A Clean Slate: Chalk One Up for Blackboard
In spring 1999 a web-based communication tool named Blackboard made its debut at Northwestern in four classes with a total of 200 students.
Five years later about 1,000 faculty and instructors teaching 10,000 students use the application each quarter to post syllabi and course documents, conduct online discussions and post grades, according to Bob Taylor, director of Academic Technologies."It's the broadest-based system of our efforts to support teaching at Northwestern," says Taylor, who cites Blackboard's communication efficiency as contributing to its spread."It's very easy to begin."
Michele Weldon (J79, GJ80), assistant professor in the Medill School of Journalism, began using Blackboard after taking a weeklong Teaching, Learning and Technology workshop in summer 2003. She now requires students in her Editing and Writing the News class to submit 100-word posts several times during the quarter.
She has seen multiple benefits."I've seen a distinct difference in quality since I've had them post," says Weldon, who reads more than 600 posts per quarter."[Posting] also helps them feel known and builds a sense of community and accountability."
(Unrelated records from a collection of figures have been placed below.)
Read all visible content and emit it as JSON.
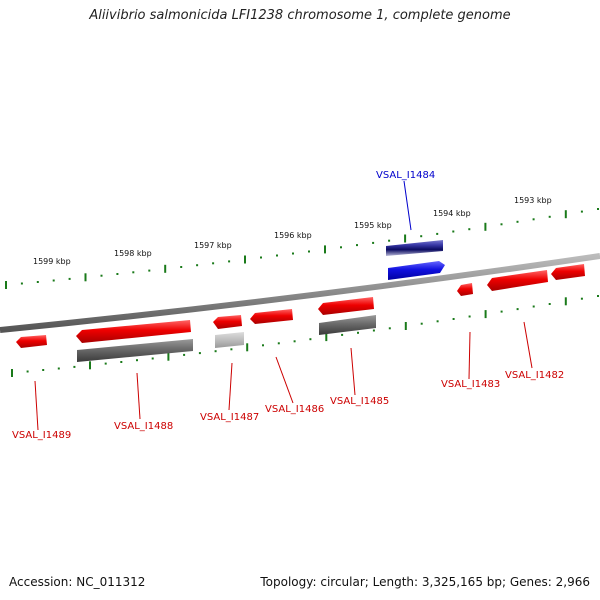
{
  "title": "Aliivibrio salmonicida LFI1238 chromosome 1, complete genome",
  "footer": {
    "accession": "Accession: NC_011312",
    "topology": "Topology: circular; Length: 3,325,165 bp; Genes: 2,966"
  },
  "scale_labels": [
    "1599 kbp",
    "1598 kbp",
    "1597 kbp",
    "1596 kbp",
    "1595 kbp",
    "1594 kbp",
    "1593 kbp"
  ],
  "genes": [
    {
      "name": "VSAL_I1489",
      "color": "#cc0000"
    },
    {
      "name": "VSAL_I1488",
      "color": "#cc0000"
    },
    {
      "name": "VSAL_I1487",
      "color": "#cc0000"
    },
    {
      "name": "VSAL_I1486",
      "color": "#cc0000"
    },
    {
      "name": "VSAL_I1485",
      "color": "#cc0000"
    },
    {
      "name": "VSAL_I1484",
      "color": "#0000cc"
    },
    {
      "name": "VSAL_I1483",
      "color": "#cc0000"
    },
    {
      "name": "VSAL_I1482",
      "color": "#cc0000"
    }
  ],
  "colors": {
    "forward_gene": "#1010e0",
    "reverse_gene": "#ee1111",
    "cds_grey": "#666666",
    "cds_light": "#bbbbbb",
    "scale_ticks": "#1a7a1a",
    "backbone": "#8a8a8a"
  }
}
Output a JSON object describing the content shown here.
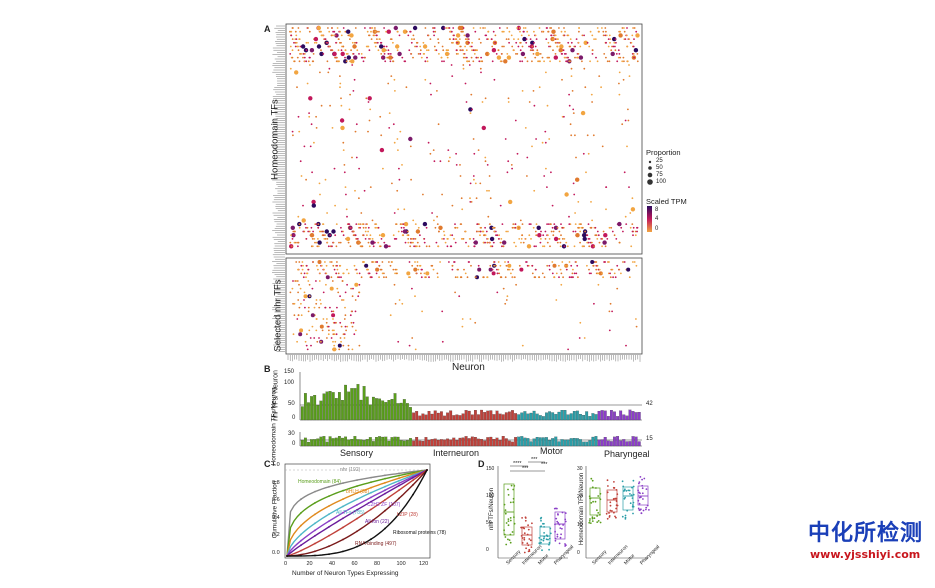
{
  "figure": {
    "panels": {
      "A": {
        "letter": "A",
        "ylabel_top": "Homeodomain TFs",
        "ylabel_bottom": "Selected nhr TFs",
        "xlabel": "Neuron",
        "legend": {
          "proportion_title": "Proportion",
          "proportion_values": [
            "25",
            "50",
            "75",
            "100"
          ],
          "scaled_title": "Scaled TPM",
          "scaled_values": [
            "8",
            "4",
            "0"
          ]
        },
        "colors": {
          "low": "#f2a541",
          "mid": "#c2185b",
          "high": "#2c0a5e"
        }
      },
      "B": {
        "letter": "B",
        "ylabel_top": "nhr TFs/ Neuron",
        "ylabel_bottom": "Homeodomain TFs/Neuron",
        "yticks_top": [
          "150",
          "100",
          "50",
          "0"
        ],
        "yticks_bottom": [
          "30",
          "0"
        ],
        "ref_top": "42",
        "ref_bottom": "15",
        "groups": [
          "Sensory",
          "Interneuron",
          "Motor",
          "Pharyngeal"
        ],
        "group_colors": [
          "#5a9e1c",
          "#c0413a",
          "#2c9ea8",
          "#8b3fc7"
        ],
        "counts": {
          "Sensory": 36,
          "Interneuron": 34,
          "Motor": 26,
          "Pharyngeal": 14
        }
      },
      "C": {
        "letter": "C",
        "ylabel": "Cumulative Fraction",
        "xlabel": "Number of Neuron Types Expressing",
        "xticks": [
          "0",
          "20",
          "40",
          "60",
          "80",
          "100",
          "120"
        ],
        "yticks": [
          "1.0",
          "0.8",
          "0.6",
          "0.4",
          "0.2",
          "0.0"
        ],
        "series": [
          {
            "name": "nhr (192)",
            "color": "#8a8a8a"
          },
          {
            "name": "Homeodomain (84)",
            "color": "#5a9e1c"
          },
          {
            "name": "bHLH (38)",
            "color": "#e08a1e"
          },
          {
            "name": "All TFs (785)",
            "color": "#4fb7c8"
          },
          {
            "name": "C2H2 ZF (107)",
            "color": "#8b3fc7"
          },
          {
            "name": "All Ion (22)",
            "color": "#6a1b9a"
          },
          {
            "name": "bZIP (28)",
            "color": "#c0413a"
          },
          {
            "name": "RNA-binding (497)",
            "color": "#7a1a1a"
          },
          {
            "name": "Ribosomal proteins (78)",
            "color": "#111111"
          }
        ]
      },
      "D": {
        "letter": "D",
        "ylabel_left": "nhr TFs/Neuron",
        "ylabel_right": "Homeodomain TFs/Neuron",
        "yticks_left": [
          "150",
          "100",
          "50",
          "0"
        ],
        "yticks_right": [
          "30",
          "20",
          "10",
          "0"
        ],
        "categories": [
          "Sensory",
          "Interneuron",
          "Motor",
          "Pharyngeal"
        ],
        "significance": [
          "****",
          "***",
          "***",
          "***"
        ]
      }
    }
  },
  "watermark": {
    "cn": "中化所检测",
    "url": "www.yjsshiyi.com"
  }
}
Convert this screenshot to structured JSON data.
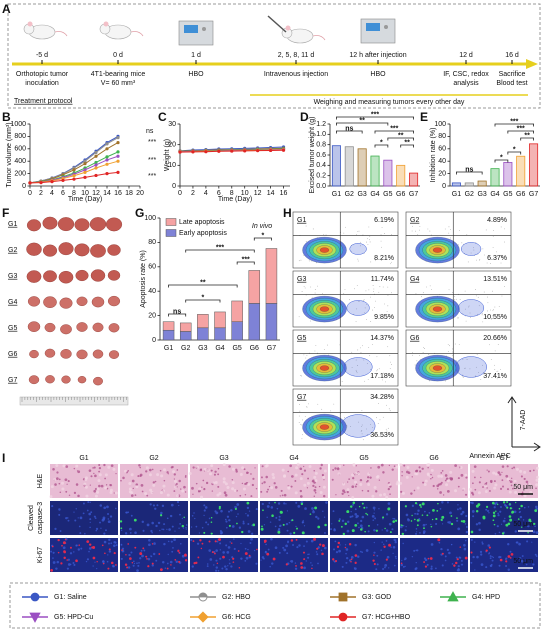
{
  "panel_labels": [
    "A",
    "B",
    "C",
    "D",
    "E",
    "F",
    "G",
    "H",
    "I"
  ],
  "timeline": {
    "events": [
      {
        "time": "-5 d",
        "lines": [
          {
            "text": "Orthotopic tumor",
            "color": "#111111"
          },
          {
            "text": "inoculation",
            "color": "#111111"
          }
        ]
      },
      {
        "time": "0 d",
        "lines": [
          {
            "text": "4T1-bearing mice",
            "color": "#111111"
          },
          {
            "text": "V= 60 mm³",
            "color": "#111111"
          }
        ]
      },
      {
        "time": "1 d",
        "lines": [
          {
            "text": "HBO",
            "color": "#1f9a3a"
          }
        ]
      },
      {
        "time": "2, 5, 8, 11 d",
        "lines": [
          {
            "text": "Intravenous injection",
            "color": "#c8203c"
          }
        ]
      },
      {
        "time": "12 h after injection",
        "lines": [
          {
            "text": "HBO",
            "color": "#1f9a3a"
          }
        ]
      },
      {
        "time": "12 d",
        "lines": [
          {
            "text": "IF, CSC, redox",
            "color": "#2b55b8"
          },
          {
            "text": "analysis",
            "color": "#2b55b8"
          }
        ]
      },
      {
        "time": "16 d",
        "lines": [
          {
            "text": "Sacrifice",
            "color": "#111111"
          },
          {
            "text": "Blood test",
            "color": "#f08a00"
          }
        ]
      }
    ],
    "protocol": "Treatment protocol",
    "note": "Weighing and measuring tumors every other day"
  },
  "chart_data": [
    {
      "type": "line",
      "y_label": "Tumor volume (mm³)",
      "x_label": "Time (Day)",
      "x": [
        0,
        2,
        4,
        6,
        8,
        10,
        12,
        14,
        16
      ],
      "xlim": [
        0,
        20
      ],
      "xticks": [
        0,
        2,
        4,
        6,
        8,
        10,
        12,
        14,
        16,
        18,
        20
      ],
      "ylim": [
        0,
        1000
      ],
      "yticks": [
        0,
        200,
        400,
        600,
        800,
        1000
      ],
      "series": [
        {
          "color": "#3a57c4",
          "values": [
            50,
            80,
            130,
            200,
            300,
            420,
            560,
            700,
            800
          ]
        },
        {
          "color": "#8f8f8f",
          "values": [
            50,
            80,
            125,
            195,
            290,
            400,
            540,
            680,
            780
          ]
        },
        {
          "color": "#a0722a",
          "values": [
            50,
            75,
            115,
            180,
            260,
            360,
            480,
            600,
            700
          ]
        },
        {
          "color": "#3fb24f",
          "values": [
            50,
            70,
            100,
            150,
            210,
            290,
            380,
            470,
            550
          ]
        },
        {
          "color": "#9b4fc2",
          "values": [
            50,
            65,
            95,
            135,
            190,
            260,
            340,
            420,
            480
          ]
        },
        {
          "color": "#f0a030",
          "values": [
            50,
            60,
            85,
            120,
            165,
            220,
            290,
            350,
            400
          ]
        },
        {
          "color": "#e02525",
          "values": [
            50,
            55,
            70,
            90,
            110,
            140,
            170,
            200,
            220
          ]
        }
      ],
      "annotations": [
        "ns",
        "***",
        "***",
        "***"
      ]
    },
    {
      "type": "line",
      "y_label": "Weight (g)",
      "x_label": "Time (Day)",
      "x": [
        0,
        2,
        4,
        6,
        8,
        10,
        12,
        14,
        16
      ],
      "xlim": [
        0,
        17
      ],
      "xticks": [
        0,
        2,
        4,
        6,
        8,
        10,
        12,
        14,
        16
      ],
      "ylim": [
        0,
        30
      ],
      "yticks": [
        0,
        10,
        20,
        30
      ],
      "series": [
        {
          "color": "#3a57c4",
          "values": [
            17.0,
            17.4,
            17.6,
            17.9,
            18.0,
            18.2,
            18.4,
            18.6,
            18.9
          ]
        },
        {
          "color": "#8f8f8f",
          "values": [
            16.8,
            17.0,
            17.3,
            17.5,
            17.6,
            17.8,
            18.0,
            18.1,
            18.3
          ]
        },
        {
          "color": "#a0722a",
          "values": [
            16.9,
            17.1,
            17.2,
            17.4,
            17.5,
            17.6,
            17.8,
            18.0,
            18.2
          ]
        },
        {
          "color": "#3fb24f",
          "values": [
            16.7,
            16.9,
            17.0,
            17.2,
            17.3,
            17.4,
            17.6,
            17.7,
            17.9
          ]
        },
        {
          "color": "#9b4fc2",
          "values": [
            16.6,
            16.8,
            16.9,
            17.0,
            17.2,
            17.3,
            17.4,
            17.6,
            17.7
          ]
        },
        {
          "color": "#f0a030",
          "values": [
            16.5,
            16.6,
            16.8,
            16.9,
            17.0,
            17.1,
            17.3,
            17.4,
            17.5
          ]
        },
        {
          "color": "#e02525",
          "values": [
            16.4,
            16.5,
            16.6,
            16.8,
            16.9,
            17.0,
            17.1,
            17.2,
            17.3
          ]
        }
      ]
    },
    {
      "type": "bar",
      "y_label": "Excised tumor weight (g)",
      "categories": [
        "G1",
        "G2",
        "G3",
        "G4",
        "G5",
        "G6",
        "G7"
      ],
      "values": [
        0.78,
        0.76,
        0.72,
        0.58,
        0.5,
        0.4,
        0.25
      ],
      "colors": [
        "#3a57c4",
        "#8f8f8f",
        "#a0722a",
        "#3fb24f",
        "#9b4fc2",
        "#f0a030",
        "#e02525"
      ],
      "ylim": [
        0,
        1.2
      ],
      "yticks": [
        {
          "value": 0,
          "label": "0.0"
        },
        0.2,
        0.4,
        0.6,
        0.8,
        {
          "value": 1,
          "label": "1.0"
        },
        1.2
      ],
      "annotations": [
        "***",
        "**",
        "ns",
        "***",
        "**",
        "**",
        "*"
      ]
    },
    {
      "type": "bar",
      "y_label": "Inhibition rate (%)",
      "categories": [
        "G1",
        "G2",
        "G3",
        "G4",
        "G5",
        "G6",
        "G7"
      ],
      "values": [
        5,
        5,
        8,
        28,
        38,
        48,
        68
      ],
      "colors": [
        "#3a57c4",
        "#8f8f8f",
        "#a0722a",
        "#3fb24f",
        "#9b4fc2",
        "#f0a030",
        "#e02525"
      ],
      "ylim": [
        0,
        100
      ],
      "yticks": [
        0,
        20,
        40,
        60,
        80,
        100
      ],
      "annotations": [
        "ns",
        "*",
        "*",
        "**",
        "***",
        "***"
      ]
    },
    {
      "type": "stacked_bar",
      "y_label": "Apoptosis rate (%)",
      "note": "In vivo",
      "categories": [
        "G1",
        "G2",
        "G3",
        "G4",
        "G5",
        "G6",
        "G7"
      ],
      "series": [
        {
          "name": "Early apoptosis",
          "color": "#7e82d6",
          "values": [
            8,
            7,
            10,
            10,
            15,
            30,
            30
          ]
        },
        {
          "name": "Late apoptosis",
          "color": "#f5a3a3",
          "values": [
            7,
            7,
            11,
            13,
            17,
            27,
            45
          ]
        }
      ],
      "ylim": [
        0,
        100
      ],
      "yticks": [
        0,
        20,
        40,
        60,
        80,
        100
      ],
      "annotations": [
        "ns",
        "*",
        "**",
        "***",
        "***",
        "*"
      ]
    }
  ],
  "photos": {
    "rows": [
      "G1",
      "G2",
      "G3",
      "G4",
      "G5",
      "G6",
      "G7"
    ]
  },
  "flow": {
    "panels": [
      {
        "group": "G1",
        "late": "6.19%",
        "early": "8.21%"
      },
      {
        "group": "G2",
        "late": "4.89%",
        "early": "6.37%"
      },
      {
        "group": "G3",
        "late": "11.74%",
        "early": "9.85%"
      },
      {
        "group": "G4",
        "late": "13.51%",
        "early": "10.55%"
      },
      {
        "group": "G5",
        "late": "14.37%",
        "early": "17.18%"
      },
      {
        "group": "G6",
        "late": "20.66%",
        "early": "37.41%"
      },
      {
        "group": "G7",
        "late": "34.28%",
        "early": "36.53%"
      }
    ],
    "y_label": "7-AAD",
    "x_label": "Annexin APC"
  },
  "histology": {
    "columns": [
      "G1",
      "G2",
      "G3",
      "G4",
      "G5",
      "G6",
      "G7"
    ],
    "rows": [
      [
        "H&E"
      ],
      [
        "Cleaved",
        "caspase-3"
      ],
      [
        "Ki-67"
      ]
    ],
    "scale_bars": [
      "50 μm",
      "50 μm",
      "50 μm"
    ]
  },
  "legend": [
    {
      "name": "G1: Saline",
      "color": "#3a57c4",
      "marker": "circle"
    },
    {
      "name": "G2: HBO",
      "color": "#8f8f8f",
      "marker": "half-circle"
    },
    {
      "name": "G3: GOD",
      "color": "#a0722a",
      "marker": "square"
    },
    {
      "name": "G4: HPD",
      "color": "#3fb24f",
      "marker": "triangle"
    },
    {
      "name": "G5: HPD-Cu",
      "color": "#9b4fc2",
      "marker": "triangle-down"
    },
    {
      "name": "G6: HCG",
      "color": "#f0a030",
      "marker": "diamond"
    },
    {
      "name": "G7: HCG+HBO",
      "color": "#e02525",
      "marker": "circle"
    }
  ]
}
Malika Bilal, a Medill junior from Chicago, is a former Weldon student who appreciates the system's accessibility."Blackboard is just so useful because it's a direct interaction between you and the professor, as long as you check in regularly," Bilal says."I like the online forum better than paper because it's always there, anytime I need it."
Jacqueline Chmielnicki, a Medill junior from Wilmette, Ill., says communicating through Blackboard allows for greater efficiency."Commenting on Blackboard allows us to talk about topics we wouldn't otherwise cover," Chmielnicki says, citing her philosophy class about ethics. She says that writing comments also adds depth of thought to the discussion of hot-button issues such as abortion, the death penalty and animal rights."It's a little more reflective quality. Even though it's conversational writing, it's a little more coherent than speaking in class."
Chmielnicki also explains that being able to write anonymously allows some students to communicate more openly."Lots of people afraid to say their opinions in class would express their opinions online," she says.
Tom O'Sullivan, a Robert R. McCormick School of Engineering and Applied Science senior from Tinley Park, Ill., says he appreciates it when professors use Blackboard to post the week's lecture notes."I can sit there with the notes and not try to copy the entire lecture," O'Sullivan says."I can sit there and and listen and try to understand it."
Several professors have extended Blackboard's use in their classes. Cynthia McGregor (GMu95, 01), senior lecturer in music, used the system to help students access audio excerpts and scores in her Music Theory class, saving them a trip to the music library. McGregor posted an accompanying anthology of the scores and developed interactive exercises for the students.
"I think I've seen an increase in motivation because students feel I've reached out to them more," McGregor says."I've picked areas that they would be interested in. If students are playing in the school orchestra, I try and find out what pieces they are playing that quarter."
But many students report that, although access to Blackboard among professors is universal, its use is not."A lot of the time the students are more tech-savvy than the teachers," Bilal says."Even though the class would be accessible through Blackboard, the teacher wouldn't use it. It's up to the University to offer courses that teach the professors how to use [Blackboard]. The equipment is there. Some training is needed," she says. - J.K.L.